Awards Daily

Saturday, January 30, 2010

Black Metal and the Fate of Civility

#9: Until the Light Takes Us

This documentary chronicles the rise and fall of the Norwegian Black Metal movement of the late 1980's and early 1990's; the period when the movement went from an underground collection of outsider musicians with a thing for indigenous culture and against the "Jewish cult" Christianity to a violent public caricature of church-burning satanists. This was a musical and cultural movement centered on a rejection of consumer culture, popular music and, apparently, the influence of American forms and values in Norway. Like the demise of Grunge in the U.S., a number of the stars are dead, apparently the most charismatic of them a Swede (who adopted the name "Dead") and shot himself in the head with his own shotgun. Some are in prison, and others are just confused and angry that their personal movement turned into a commercial enterprise only to be digested, sold and then crapped out into mainstream culture. One difference, which may be telling, is that the photos of Dead's suicide ended up as the cover of his band's next album.

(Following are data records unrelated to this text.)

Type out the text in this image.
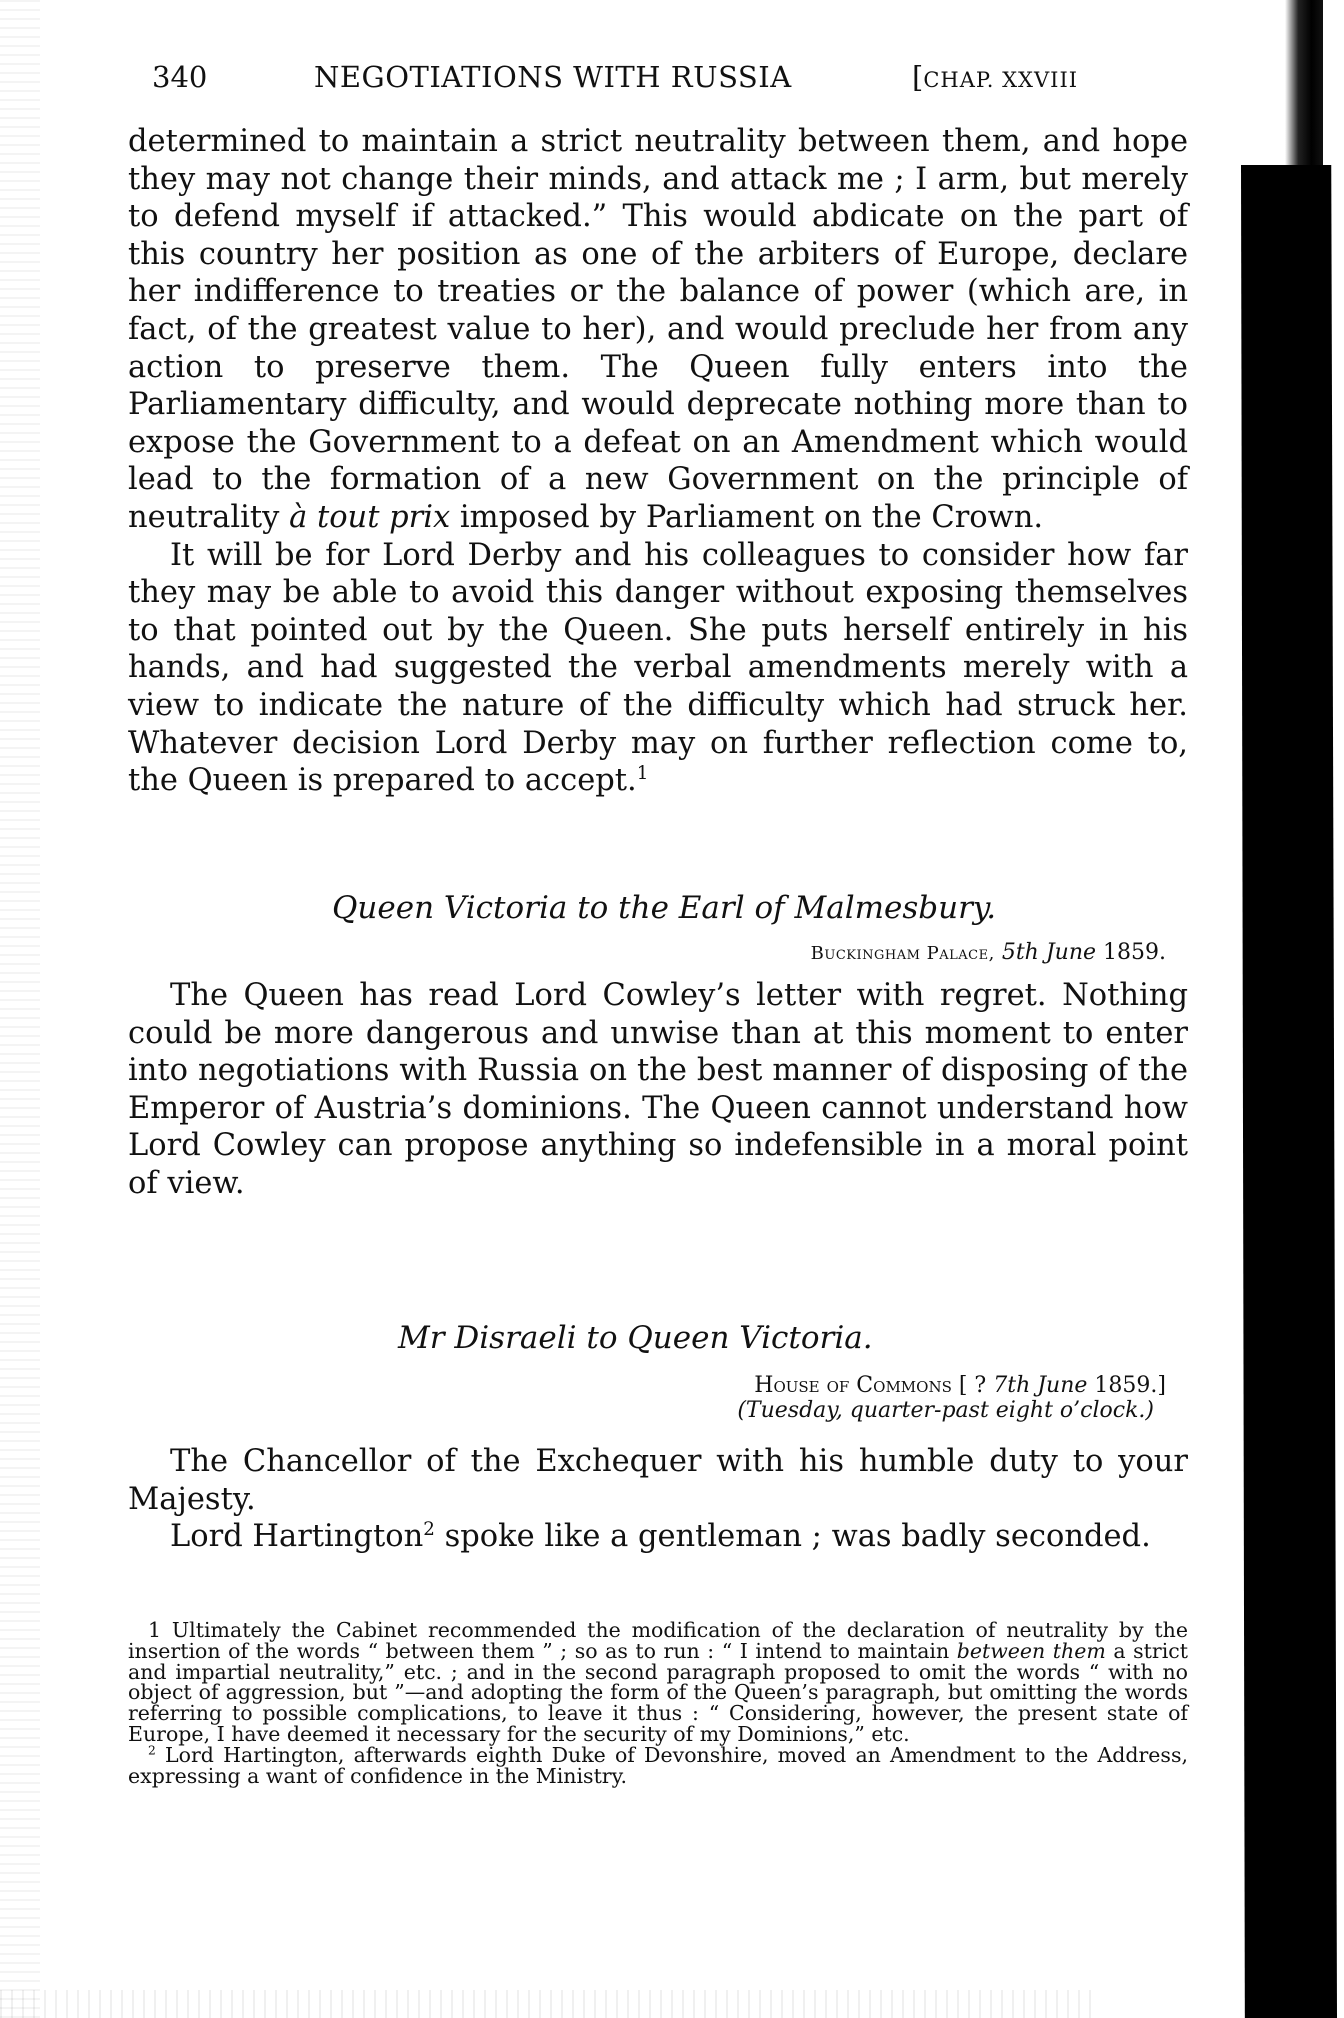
340	NEGOTIATIONS WITH RUSSIA	[CHAP. XXVIII

determined to maintain a strict neutrality between them, and hope they may not change their minds, and attack me ; I arm, but merely to defend myself if attacked.” This would abdicate on the part of this country her position as one of the arbiters of Europe, declare her indifference to treaties or the balance of power (which are, in fact, of the greatest value to her), and would preclude her from any action to preserve them. The Queen fully enters into the Parliamentary difficulty, and would deprecate nothing more than to expose the Government to a defeat on an Amendment which would lead to the formation of a new Government on the principle of neutrality à tout prix imposed by Parliament on the Crown.

It will be for Lord Derby and his colleagues to consider how far they may be able to avoid this danger without exposing themselves to that pointed out by the Queen. She puts herself entirely in his hands, and had suggested the verbal amendments merely with a view to indicate the nature of the difficulty which had struck her. Whatever decision Lord Derby may on further reflection come to, the Queen is prepared to accept.$^1$

Queen Victoria to the Earl of Malmesbury.
Buckingham Palace, 5th June 1859.

The Queen has read Lord Cowley’s letter with regret. Nothing could be more dangerous and unwise than at this moment to enter into negotiations with Russia on the best manner of disposing of the Emperor of Austria’s dominions. The Queen cannot understand how Lord Cowley can propose anything so indefensible in a moral point of view.

Mr Disraeli to Queen Victoria.
House of Commons [ ? 7th June 1859.]
(Tuesday, quarter-past eight o’clock.)

The Chancellor of the Exchequer with his humble duty to your Majesty.

Lord Hartington$^2$ spoke like a gentleman ; was badly seconded.

1 Ultimately the Cabinet recommended the modification of the declaration of neutrality by the insertion of the words “ between them ” ; so as to run : “ I intend to maintain between them a strict and impartial neutrality,” etc. ; and in the second paragraph proposed to omit the words “ with no object of aggression, but ”—and adopting the form of the Queen’s paragraph, but omitting the words referring to possible complications, to leave it thus : “ Considering, however, the present state of Europe, I have deemed it necessary for the security of my Dominions,” etc.

$^2$ Lord Hartington, afterwards eighth Duke of Devonshire, moved an Amendment to the Address, expressing a want of confidence in the Ministry.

All in all, this is a pretty pedestrian documentary that could be made about nearly any deviant cultural movement that blasted into the popular culture, indulged in the worst of its own excesses, and then flamed out in a orgy of suicide, murder, arrests, and acrimony.

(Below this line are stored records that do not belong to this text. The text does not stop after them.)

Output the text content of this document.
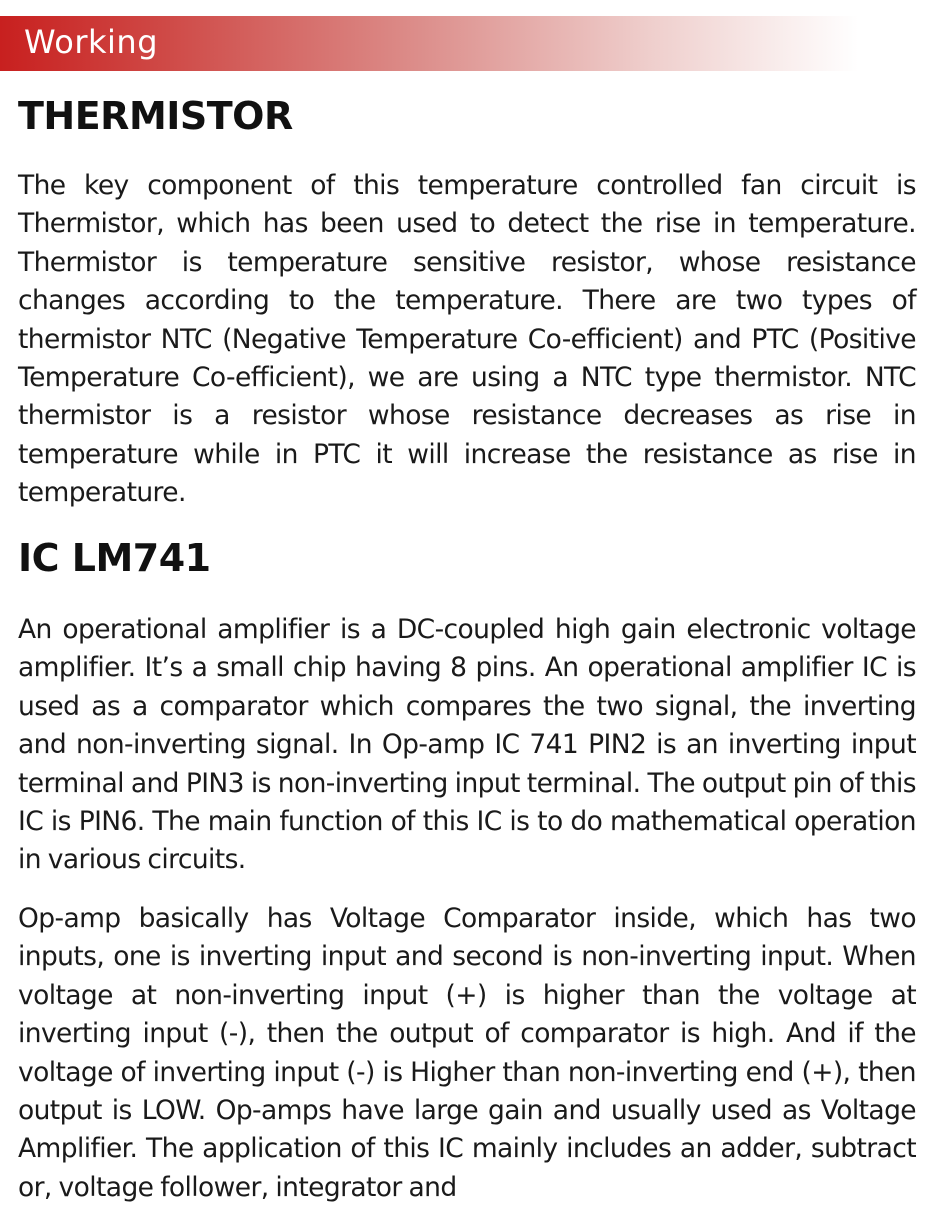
Working
THERMISTOR
The key component of this temperature controlled fan circuit is Thermistor, which has been used to detect the rise in temperature. Thermistor is temperature sensitive resistor, whose resistance changes according to the temperature. There are two types of thermistor NTC (Negative Temperature Co-efficient) and PTC (Positive Temperature Co-efficient), we are using a NTC type thermistor. NTC thermistor is a resistor whose resistance decreases as rise in temperature while in PTC it will increase the resistance as rise in temperature.
IC LM741
An operational amplifier is a DC-coupled high gain electronic voltage amplifier. It’s a small chip having 8 pins. An operational amplifier IC is used as a comparator which compares the two signal, the inverting and non-inverting signal. In Op-amp IC 741 PIN2 is an inverting input terminal and PIN3 is non-inverting input terminal. The output pin of this IC is PIN6. The main function of this IC is to do mathematical operation in various circuits.
Op-amp basically has Voltage Comparator inside, which has two inputs, one is inverting input and second is non-inverting input. When voltage at non-inverting input (+) is higher than the voltage at inverting input (-), then the output of comparator is high. And if the voltage of inverting input (-) is Higher than non-inverting end (+), then output is LOW. Op-amps have large gain and usually used as Voltage Amplifier. The application of this IC mainly includes an adder, subtract or, voltage follower, integrator and
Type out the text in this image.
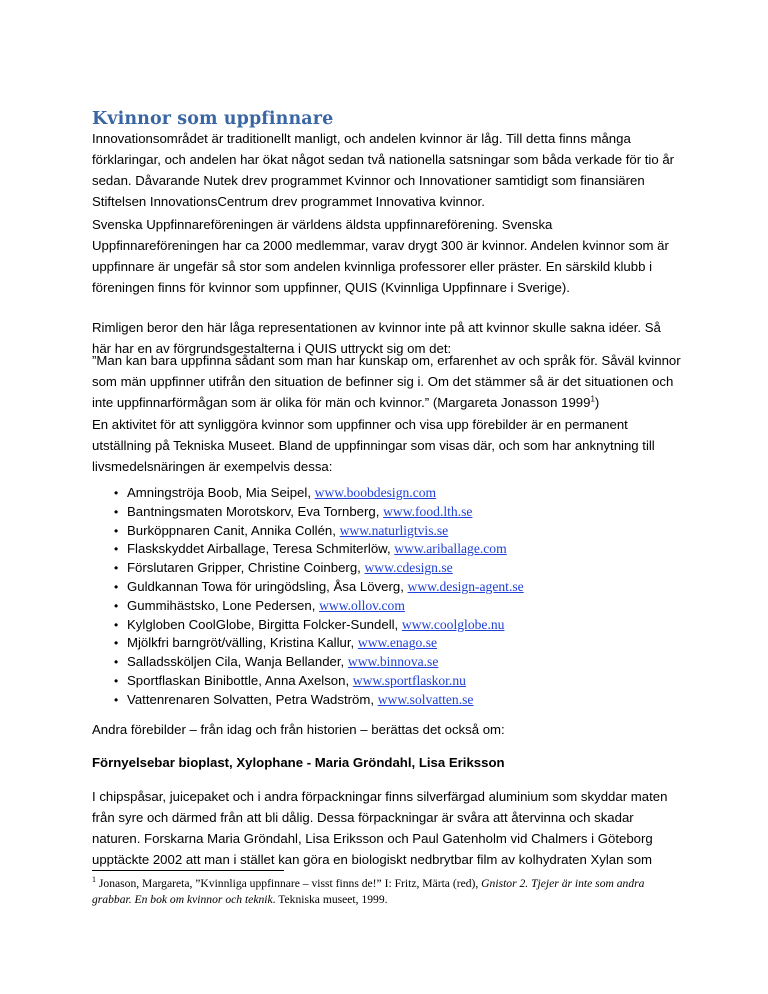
Kvinnor som uppfinnare

Innovationsområdet är traditionellt manligt, och andelen kvinnor är låg. Till detta finns många förklaringar, och andelen har ökat något sedan två nationella satsningar som båda verkade för tio år sedan. Dåvarande Nutek drev programmet Kvinnor och Innovationer samtidigt som finansiären Stiftelsen InnovationsCentrum drev programmet Innovativa kvinnor.

Svenska Uppfinnareföreningen är världens äldsta uppfinnareförening. Svenska Uppfinnareföreningen har ca 2000 medlemmar, varav drygt 300 är kvinnor. Andelen kvinnor som är uppfinnare är ungefär så stor som andelen kvinnliga professorer eller präster. En särskild klubb i föreningen finns för kvinnor som uppfinner, QUIS (Kvinnliga Uppfinnare i Sverige).

Rimligen beror den här låga representationen av kvinnor inte på att kvinnor skulle sakna idéer. Så här har en av förgrundsgestalterna i QUIS uttryckt sig om det:

”Man kan bara uppfinna sådant som man har kunskap om, erfarenhet av och språk för. Såväl kvinnor som män uppfinner utifrån den situation de befinner sig i. Om det stämmer så är det situationen och inte uppfinnarförmågan som är olika för män och kvinnor.” (Margareta Jonasson 1999$^1$)

En aktivitet för att synliggöra kvinnor som uppfinner och visa upp förebilder är en permanent utställning på Tekniska Museet. Bland de uppfinningar som visas där, och som har anknytning till livsmedelsnäringen är exempelvis dessa:

• Amningströja Boob, Mia Seipel, www.boobdesign.com
• Bantningsmaten Morotskorv, Eva Tornberg, www.food.lth.se
• Burköppnaren Canit, Annika Collén, www.naturligtvis.se
• Flaskskyddet Airballage, Teresa Schmiterlöw, www.ariballage.com
• Förslutaren Gripper, Christine Coinberg, www.cdesign.se
• Guldkannan Towa för uringödsling, Åsa Löverg, www.design-agent.se
• Gummihästsko, Lone Pedersen, www.ollov.com
• Kylgloben CoolGlobe, Birgitta Folcker-Sundell, www.coolglobe.nu
• Mjölkfri barngröt/välling, Kristina Kallur, www.enago.se
• Salladssköljen Cila, Wanja Bellander, www.binnova.se
• Sportflaskan Binibottle, Anna Axelson, www.sportflaskor.nu
• Vattenrenaren Solvatten, Petra Wadström, www.solvatten.se

Andra förebilder – från idag och från historien – berättas det också om:

Förnyelsebar bioplast, Xylophane - Maria Gröndahl, Lisa Eriksson

I chipspåsar, juicepaket och i andra förpackningar finns silverfärgad aluminium som skyddar maten från syre och därmed från att bli dålig. Dessa förpackningar är svåra att återvinna och skadar naturen. Forskarna Maria Gröndahl, Lisa Eriksson och Paul Gatenholm vid Chalmers i Göteborg upptäckte 2002 att man i stället kan göra en biologiskt nedbrytbar film av kolhydraten Xylan som

$^1$ Jonason, Margareta, ”Kvinnliga uppfinnare – visst finns de!” I: Fritz, Märta (red), Gnistor 2. Tjejer är inte som andra grabbar. En bok om kvinnor och teknik. Tekniska museet, 1999.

What was remarkable about this film was the experience of watching it. When I got to the theater there was a snaking line of people dressed in black. I was pretty sure they weren't there for the screening of The Fantastic Mr. Fox. This was, without a doubt, the most polite line I've ever been in. There were two guys behind me in the line to purchase tickets who had bought their tickets earlier in the day. I told them this was the line for people buying tickets but they stood in line anyway because they didn't want to "cut ahead." Wow.

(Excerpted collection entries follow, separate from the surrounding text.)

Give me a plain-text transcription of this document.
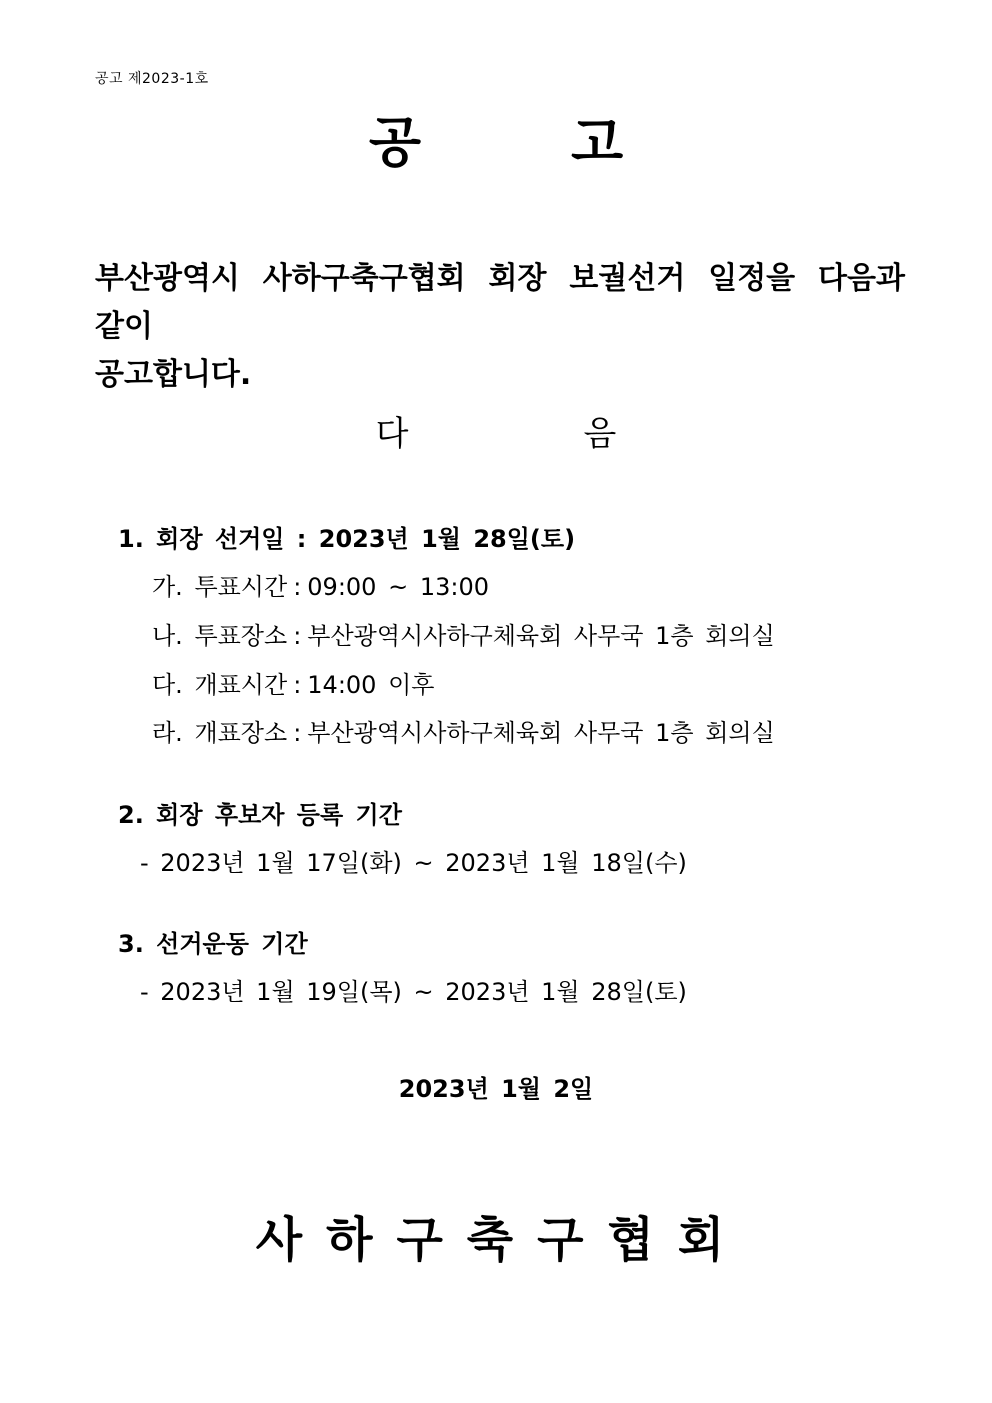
공고 제2023-1호
공	고
부산광역시 사하구축구협회 회장 보궐선거 일정을 다음과 같이
공고합니다.
다	음
1. 회장 선거일 : 2023년 1월 28일(토)
가. 투표시간 : 09:00 ~ 13:00
나. 투표장소 : 부산광역시사하구체육회 사무국 1층 회의실
다. 개표시간 : 14:00 이후
라. 개표장소 : 부산광역시사하구체육회 사무국 1층 회의실
2. 회장 후보자 등록 기간
- 2023년 1월 17일(화) ~ 2023년 1월 18일(수)
3. 선거운동 기간
- 2023년 1월 19일(목) ~ 2023년 1월 28일(토)
2023년 1월 2일
사하구축구협회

The theater was sold out. People moved around so that late arriving groups could sit together. When the lights went down the crowd fell silent and for the next hour and 30 minutes no cell phones went off, nobody was texting, nobody was chatting, confused about the plot, or driven to deconstruct the film during the film. The movie was only average but I intend to go to films that attract death-metal heads from now on.

BTW, the maximum sentence for murder in Norway is 21 years and they are spent in what are basically dorms decorated by Ikea? Wow.